During early studies, it appears that construction of a deep underground railway as in London quickly proved impossible because of the different nature of the ground in Paris. Beneath the water table, soil is actually very diverse in nature and waterlogged, making it impossible to build a metal tunnel. Establishing the line at an even greater depth would have been more expensive.

The lines were built well above the water table, like those of the CMP, just below the road, which meant that the line had a particularly tortuous alignment contrary to the original plans. The characteristics of the railway provided the specifications are similar to those of the CMP lines in relation to loading gauge, maximum grades and the minimum radius of curvature.

Although the cost of construction was fully funded by the company, the City of Paris placed a levy on each ticket sold. It represented one centime per ticket for traffic of less than thirty millions passengers; for higher traffic levels the fee increased to two centimes per 2nd class ticket and 2.5 centimes for a 1st class ticket. The ticket price was set at 15 centimes in 2nd class and 25 centimes for 1st class. A return fare was fixed at 20 centimes, with a period of validity of only eight hours. In fact, fares were identical on the Nord-Sud and CMP networks, with transfers between networks to be provided free by the concession.

===Opening===

After fast construction despite the difficulties, Line A opened on 5 November 1910 from Porte de Versailles to Notre-Dame-de-Lorette, despite being postponed because of the 1910 flood. Line B opened on 26 February 1911 from Saint-Lazare to Porte de Saint-Ouen. The new network was technically very similar to that of its direct competitor, but the stations and rolling stock were more elaborate. The station names were written in porcelain instead of the enamel plates used by CMP, and directions to the trains were set out in tiles in the roofs of the tunnels.
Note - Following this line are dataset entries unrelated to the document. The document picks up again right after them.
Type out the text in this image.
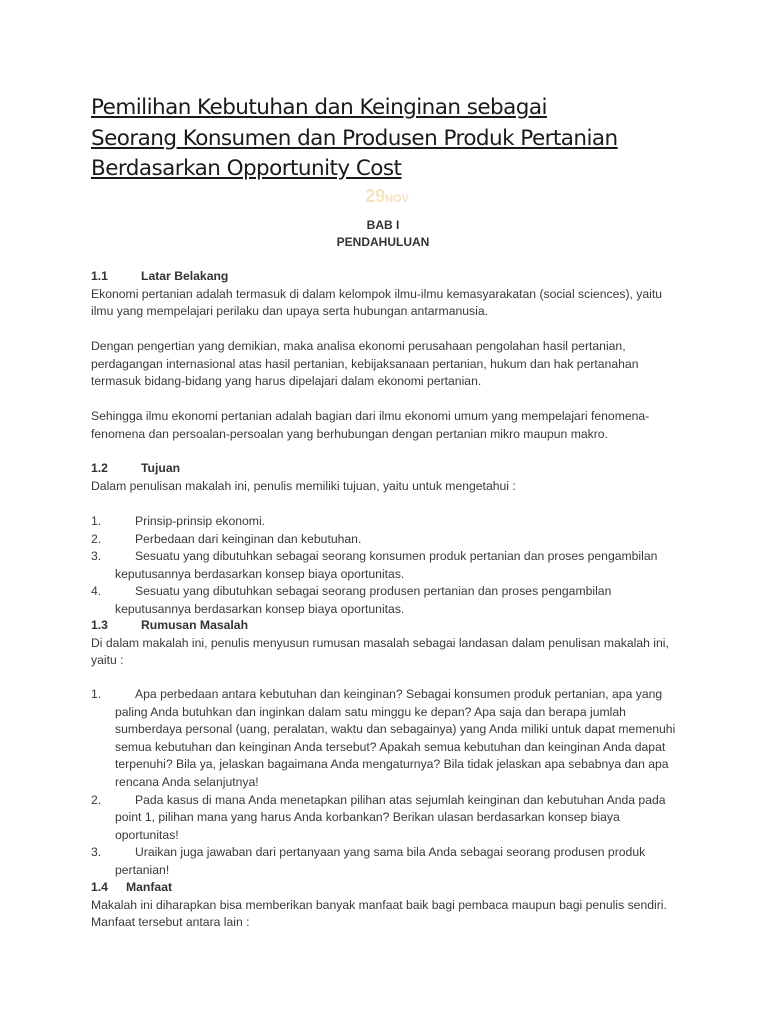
Pemilihan Kebutuhan dan Keinginan sebagai
Seorang Konsumen dan Produsen Produk Pertanian
Berdasarkan Opportunity Cost
29NOV
BAB I
PENDAHULUAN
1.1	Latar Belakang

Ekonomi pertanian adalah termasuk di dalam kelompok ilmu-ilmu kemasyarakatan (social sciences), yaitu ilmu yang mempelajari perilaku dan upaya serta hubungan antarmanusia.

Dengan pengertian yang demikian, maka analisa ekonomi perusahaan pengolahan hasil pertanian, perdagangan internasional atas hasil pertanian, kebijaksanaan pertanian, hukum dan hak pertanahan termasuk bidang-bidang yang harus dipelajari dalam ekonomi pertanian.

Sehingga ilmu ekonomi pertanian adalah bagian dari ilmu ekonomi umum yang mempelajari fenomena-fenomena dan persoalan-persoalan yang berhubungan dengan pertanian mikro maupun makro.

1.2	Tujuan

Dalam penulisan makalah ini, penulis memiliki tujuan, yaitu untuk mengetahui :

1.	Prinsip-prinsip ekonomi.
2.	Perbedaan dari keinginan dan kebutuhan.
3.	Sesuatu yang dibutuhkan sebagai seorang konsumen produk pertanian dan proses pengambilan keputusannya berdasarkan konsep biaya oportunitas.
4.	Sesuatu yang dibutuhkan sebagai seorang produsen pertanian dan proses pengambilan keputusannya berdasarkan konsep biaya oportunitas.
1.3	Rumusan Masalah

Di dalam makalah ini, penulis menyusun rumusan masalah sebagai landasan dalam penulisan makalah ini, yaitu :

1.	Apa perbedaan antara kebutuhan dan keinginan? Sebagai konsumen produk pertanian, apa yang paling Anda butuhkan dan inginkan dalam satu minggu ke depan? Apa saja dan berapa jumlah sumberdaya personal (uang, peralatan, waktu dan sebagainya) yang Anda miliki untuk dapat memenuhi semua kebutuhan dan keinginan Anda tersebut? Apakah semua kebutuhan dan keinginan Anda dapat terpenuhi? Bila ya, jelaskan bagaimana Anda mengaturnya? Bila tidak jelaskan apa sebabnya dan apa rencana Anda selanjutnya!
2.	Pada kasus di mana Anda menetapkan pilihan atas sejumlah keinginan dan kebutuhan Anda pada point 1, pilihan mana yang harus Anda korbankan? Berikan ulasan berdasarkan konsep biaya oportunitas!
3.	Uraikan juga jawaban dari pertanyaan yang sama bila Anda sebagai seorang produsen produk pertanian!
1.4 Manfaat

Makalah ini diharapkan bisa memberikan banyak manfaat baik bagi pembaca maupun bagi penulis sendiri. Manfaat tersebut antara lain :
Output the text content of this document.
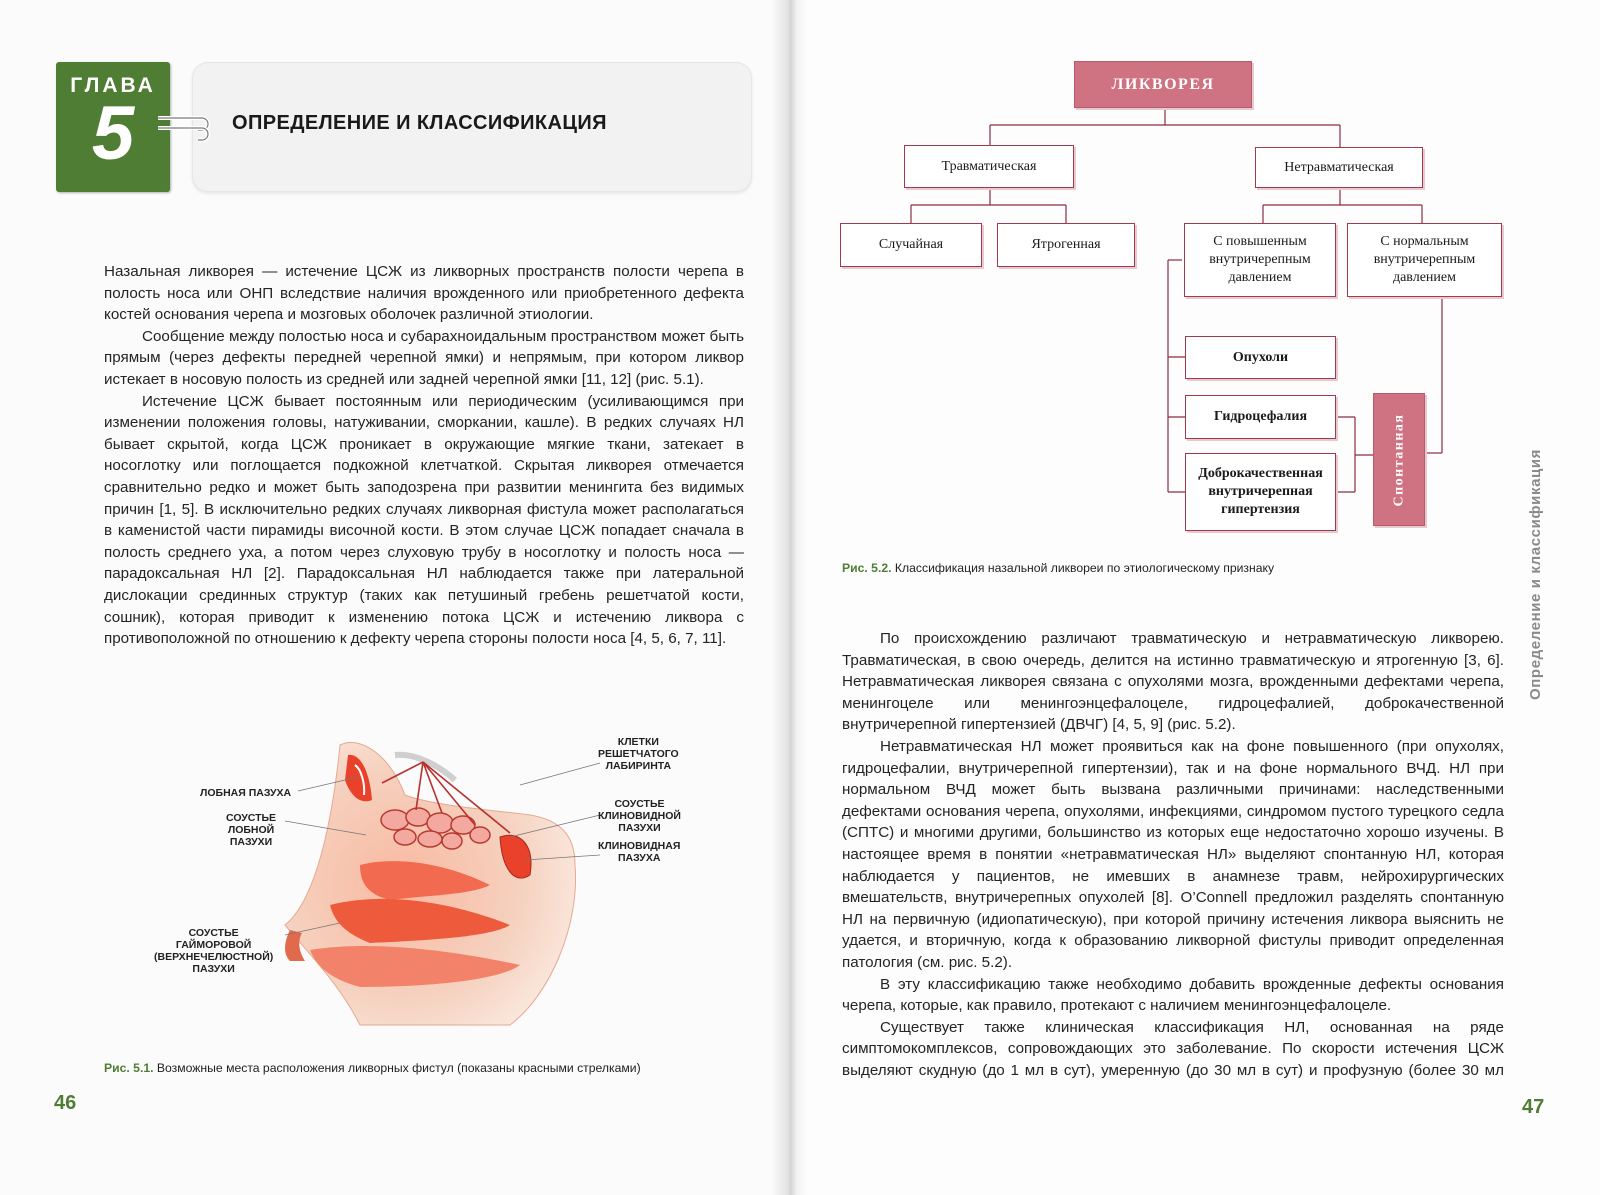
ГЛАВА
5	ОПРЕДЕЛЕНИЕ И КЛАССИФИКАЦИЯ

Назальная ликворея — истечение ЦСЖ из ликворных пространств полости черепа в полость носа или ОНП вследствие наличия врожденного или приобретенного дефекта костей основания черепа и мозговых оболочек различной этиологии.

Сообщение между полостью носа и субарахноидальным пространством может быть прямым (через дефекты передней черепной ямки) и непрямым, при котором ликвор истекает в носовую полость из средней или задней черепной ямки [11, 12] (рис. 5.1).

Истечение ЦСЖ бывает постоянным или периодическим (усиливающимся при изменении положения головы, натуживании, сморкании, кашле). В редких случаях НЛ бывает скрытой, когда ЦСЖ проникает в окружающие мягкие ткани, затекает в носоглотку или поглощается подкожной клетчаткой. Скрытая ликворея отмечается сравнительно редко и может быть заподозрена при развитии менингита без видимых причин [1, 5]. В исключительно редких случаях ликворная фистула может располагаться в каменистой части пирамиды височной кости. В этом случае ЦСЖ попадает сначала в полость среднего уха, а потом через слуховую трубу в носоглотку и полость носа — парадоксальная НЛ [2]. Парадоксальная НЛ наблюдается также при латеральной дислокации срединных структур (таких как петушиный гребень решетчатой кости, сошник), которая приводит к изменению потока ЦСЖ и истечению ликвора с противоположной по отношению к дефекту черепа стороны полости носа [4, 5, 6, 7, 11].

ЛОБНАЯ ПАЗУХА
СОУСТЬЕ
ЛОБНОЙ
ПАЗУХИ
СОУСТЬЕ
ГАЙМОРОВОЙ
(ВЕРХНЕЧЕЛЮСТНОЙ)
ПАЗУХИ
КЛЕТКИ
РЕШЕТЧАТОГО
ЛАБИРИНТА
СОУСТЬЕ
КЛИНОВИДНОЙ
ПАЗУХИ
КЛИНОВИДНАЯ
ПАЗУХА
Рис. 5.1. Возможные места расположения ликворных фистул (показаны красными стрелками)
46
ЛИКВОРЕЯ
Травматическая	Нетравматическая
Случайная	Ятрогенная	С повышенным
внутричерепным
давлением
С нормальным
внутричерепным
давлением
Опухоли
Гидроцефалия
Доброкачественная
внутричерепная
гипертензия
Спонтанная
Рис. 5.2. Классификация назальной ликвореи по этиологическому признаку

По происхождению различают травматическую и нетравматическую ликворею. Травматическая, в свою очередь, делится на истинно травматическую и ятрогенную [3, 6]. Нетравматическая ликворея связана с опухолями мозга, врожденными дефектами черепа, менингоцеле или менингоэнцефалоцеле, гидроцефалией, доброкачественной внутричерепной гипертензией (ДВЧГ) [4, 5, 9] (рис. 5.2).

Нетравматическая НЛ может проявиться как на фоне повышенного (при опухолях, гидроцефалии, внутричерепной гипертензии), так и на фоне нормального ВЧД. НЛ при нормальном ВЧД может быть вызвана различными причинами: наследственными дефектами основания черепа, опухолями, инфекциями, синдромом пустого турецкого седла (СПТС) и многими другими, большинство из которых еще недостаточно хорошо изучены. В настоящее время в понятии «нетравматическая НЛ» выделяют спонтанную НЛ, которая наблюдается у пациентов, не имевших в анамнезе травм, нейрохирургических вмешательств, внутричерепных опухолей [8]. O’Connell предложил разделять спонтанную НЛ на первичную (идиопатическую), при которой причину истечения ликвора выяснить не удается, и вторичную, когда к образованию ликворной фистулы приводит определенная патология (см. рис. 5.2).

В эту классификацию также необходимо добавить врожденные дефекты основания черепа, которые, как правило, протекают с наличием менингоэнцефалоцеле.

Существует также клиническая классификация НЛ, основанная на ряде симптомокомплексов, сопровождающих это заболевание. По скорости истечения ЦСЖ выделяют скудную (до 1 мл в сут), умеренную (до 30 мл в сут) и профузную (более 30 мл

Определение и классификация
47
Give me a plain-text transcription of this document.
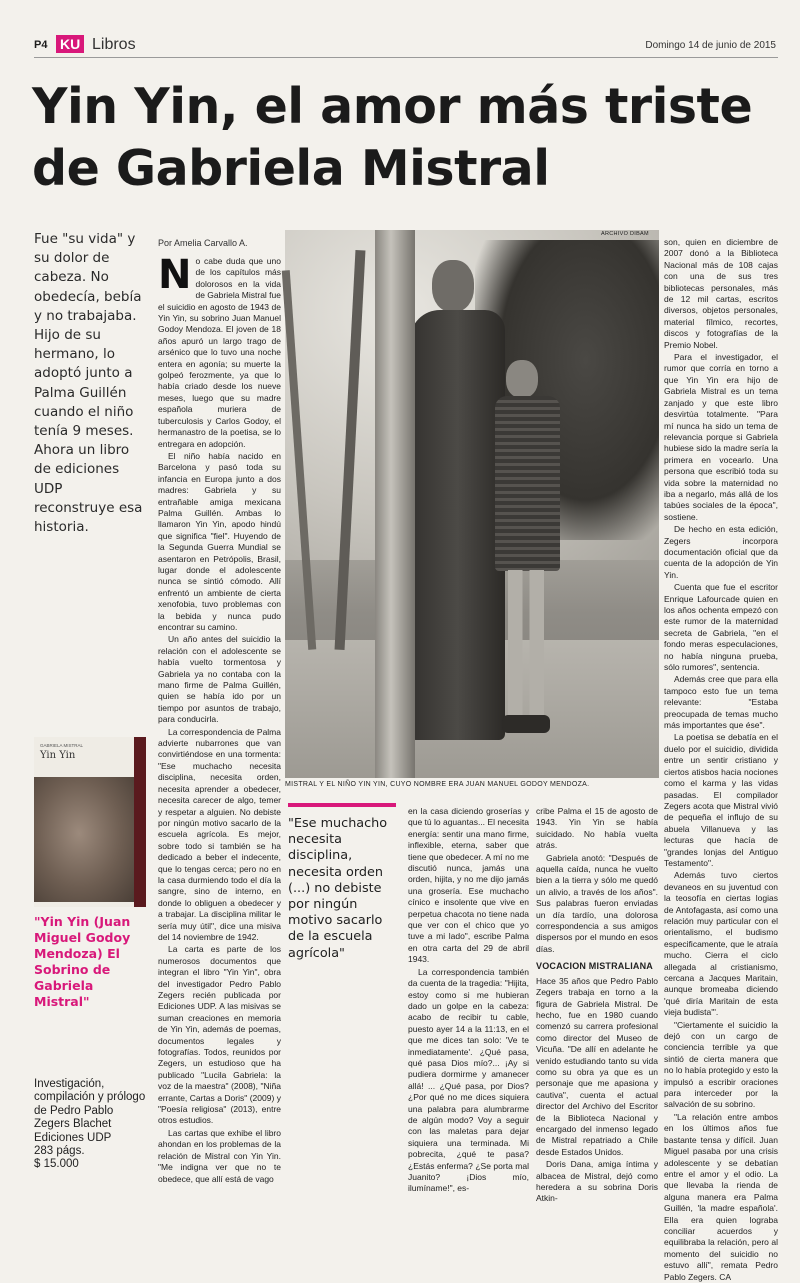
P4 KU Libros	Domingo 14 de junio de 2015
Yin Yin, el amor más triste
de Gabriela Mistral
Fue "su vida" y su dolor de cabeza. No obedecía, bebía y no trabajaba. Hijo de su hermano, lo adoptó junto a Palma Guillén cuando el niño tenía 9 meses. Ahora un libro de ediciones UDP reconstruye esa historia.
Por Amelia Carvallo A.

No cabe duda que uno de los capítulos más dolorosos en la vida de Gabriela Mistral fue el suicidio en agosto de 1943 de Yin Yin, su sobrino Juan Manuel Godoy Mendoza. El joven de 18 años apuró un largo trago de arsénico que lo tuvo una noche entera en agonía; su muerte la golpeó ferozmente, ya que lo había criado desde los nueve meses, luego que su madre española muriera de tuberculosis y Carlos Godoy, el hermanastro de la poetisa, se lo entregara en adopción.

El niño había nacido en Barcelona y pasó toda su infancia en Europa junto a dos madres: Gabriela y su entrañable amiga mexicana Palma Guillén. Ambas lo llamaron Yin Yin, apodo hindú que significa "fiel". Huyendo de la Segunda Guerra Mundial se asentaron en Petrópolis, Brasil, lugar donde el adolescente nunca se sintió cómodo. Allí enfrentó un ambiente de cierta xenofobia, tuvo problemas con la bebida y nunca pudo encontrar su camino.

Un año antes del suicidio la relación con el adolescente se había vuelto tormentosa y Gabriela ya no contaba con la mano firme de Palma Guillén, quien se había ido por un tiempo por asuntos de trabajo, para conducirla.

La correspondencia de Palma advierte nubarrones que van convirtiéndose en una tormenta: "Ese muchacho necesita disciplina, necesita orden, necesita aprender a obedecer, necesita carecer de algo, temer y respetar a alguien. No debiste por ningún motivo sacarlo de la escuela agrícola. Es mejor, sobre todo si también se ha dedicado a beber el indecente, que lo tengas cerca; pero no en la casa durmiendo todo el día la sangre, sino de interno, en donde lo obliguen a obedecer y a trabajar. La disciplina militar le sería muy útil", dice una misiva del 14 noviembre de 1942.

La carta es parte de los numerosos documentos que integran el libro "Yin Yin", obra del investigador Pedro Pablo Zegers recién publicada por Ediciones UDP. A las misivas se suman creaciones en memoria de Yin Yin, además de poemas, documentos legales y fotografías. Todos, reunidos por Zegers, un estudioso que ha publicado "Lucila Gabriela: la voz de la maestra" (2008), "Niña errante, Cartas a Doris" (2009) y "Poesía religiosa" (2013), entre otros estudios.

Las cartas que exhibe el libro ahondan en los problemas de la relación de Mistral con Yin Yin. "Me indigna ver que no te obedece, que allí está de vago

ARCHIVO DIBAM
MISTRAL Y EL NIÑO YIN YIN, CUYO NOMBRE ERA JUAN MANUEL GODOY MENDOZA.
"Ese muchacho necesita disciplina, necesita orden (...) no debiste por ningún motivo sacarlo de la escuela agrícola"

en la casa diciendo groserías y que tú lo aguantas... El necesita energía: sentir una mano firme, inflexible, eterna, saber que tiene que obedecer. A mí no me discutió nunca, jamás una orden, hijita, y no me dijo jamás una grosería. Ese muchacho cínico e insolente que vive en perpetua chacota no tiene nada que ver con el chico que yo tuve a mi lado", escribe Palma en otra carta del 29 de abril 1943.

La correspondencia también da cuenta de la tragedia: "Hijita, estoy como si me hubieran dado un golpe en la cabeza: acabo de recibir tu cable, puesto ayer 14 a la 11:13, en el que me dices tan solo: 'Ve te inmediatamente'. ¿Qué pasa, qué pasa Dios mío?... ¡Ay si pudiera dormirme y amanecer allá! ... ¿Qué pasa, por Dios? ¿Por qué no me dices siquiera una palabra para alumbrarme de algún modo? Voy a seguir con las maletas para dejar siquiera una terminada. Mi pobrecita, ¿qué te pasa? ¿Estás enferma? ¿Se porta mal Juanito? ¡Dios mío, ilumíname!", es-

cribe Palma el 15 de agosto de 1943. Yin Yin se había suicidado. No había vuelta atrás.

Gabriela anotó: "Después de aquella caída, nunca he vuelto bien a la tierra y sólo me quedó un alivio, a través de los años". Sus palabras fueron enviadas un día tardío, una dolorosa correspondencia a sus amigos dispersos por el mundo en esos días.

VOCACION MISTRALIANA

Hace 35 años que Pedro Pablo Zegers trabaja en torno a la figura de Gabriela Mistral. De hecho, fue en 1980 cuando comenzó su carrera profesional como director del Museo de Vicuña. "De allí en adelante he venido estudiando tanto su vida como su obra ya que es un personaje que me apasiona y cautiva", cuenta el actual director del Archivo del Escritor de la Biblioteca Nacional y encargado del inmenso legado de Mistral repatriado a Chile desde Estados Unidos.

Doris Dana, amiga íntima y albacea de Mistral, dejó como heredera a su sobrina Doris Atkin-

son, quien en diciembre de 2007 donó a la Biblioteca Nacional más de 108 cajas con una de sus tres bibliotecas personales, más de 12 mil cartas, escritos diversos, objetos personales, material fílmico, recortes, discos y fotografías de la Premio Nobel.

Para el investigador, el rumor que corría en torno a que Yin Yin era hijo de Gabriela Mistral es un tema zanjado y que este libro desvirtúa totalmente. "Para mí nunca ha sido un tema de relevancia porque si Gabriela hubiese sido la madre sería la primera en vocearlo. Una persona que escribió toda su vida sobre la maternidad no iba a negarlo, más allá de los tabúes sociales de la época", sostiene.

De hecho en esta edición, Zegers incorpora documentación oficial que da cuenta de la adopción de Yin Yin.

Cuenta que fue el escritor Enrique Lafourcade quien en los años ochenta empezó con este rumor de la maternidad secreta de Gabriela, "en el fondo meras especulaciones, no había ninguna prueba, sólo rumores", sentencia.

Además cree que para ella tampoco esto fue un tema relevante: "Estaba preocupada de temas mucho más importantes que ése".

La poetisa se debatía en el duelo por el suicidio, dividida entre un sentir cristiano y ciertos atisbos hacia nociones como el karma y las vidas pasadas. El compilador Zegers acota que Mistral vivió de pequeña el influjo de su abuela Villanueva y las lecturas que hacía de "grandes lonjas del Antiguo Testamento".

Además tuvo ciertos devaneos en su juventud con la teosofía en ciertas logias de Antofagasta, así como una relación muy particular con el orientalismo, el budismo especificamente, que le atraía mucho. Cierra el ciclo allegada al cristianismo, cercana a Jacques Maritain, aunque bromeaba diciendo 'qué diría Maritain de esta vieja budista'".

"Ciertamente el suicidio la dejó con un cargo de conciencia terrible ya que sintió de cierta manera que no lo había protegido y esto la impulsó a escribir oraciones para interceder por la salvación de su sobrino.

"La relación entre ambos en los últimos años fue bastante tensa y difícil. Juan Miguel pasaba por una crisis adolescente y se debatían entre el amor y el odio. La que llevaba la rienda de alguna manera era Palma Guillén, 'la madre española'. Ella era quien lograba conciliar acuerdos y equilibraba la relación, pero al momento del suicidio no estuvo allí", remata Pedro Pablo Zegers. CA

GABRIELA MISTRAL
Yin Yin
"Yin Yin (Juan Miguel Godoy Mendoza) El Sobrino de Gabriela Mistral"
Investigación, compilación y prólogo de Pedro Pablo Zegers Blachet
Ediciones UDP
283 págs.
$ 15.000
The section of line A from Notre Dame de Lorette to Pigalle opened on 9 April 1911; the section of line B from La Fourche to Porte de Clichy opened on 20 January 20, 1912; and finally the section of line A from Pigalle to Jules Joffrin opened on 30 October 1912. The completion of the northern end of line A from Jules Joffrin to Porte de la Chapelle was then delayed by the outbreak of World War I. The Nord-Sud company completed this extension during the war: it was opened on 23 August 1916.

===Legacy===

During the 1920s the company took the necessary steps for building line C, Porte de Vanves to Montparnasse. But the construction costs of Nord-Sud lines made it impossible for it to survive and on 1 January 1931, it was taken over by mutual agreement by its rival, the CMP.

The former lines of the Nord-Sud company were then gradually integrated into the CMP network: old line A became line 12 and line B became line 13. Line C was built soon after by the CMP during the 1930s and became old line 14, until it was absorbed by line 13 in 1976 following the construction of an intermediate section. Line 14 reappeared on the map 22 years later when it opened in 1998.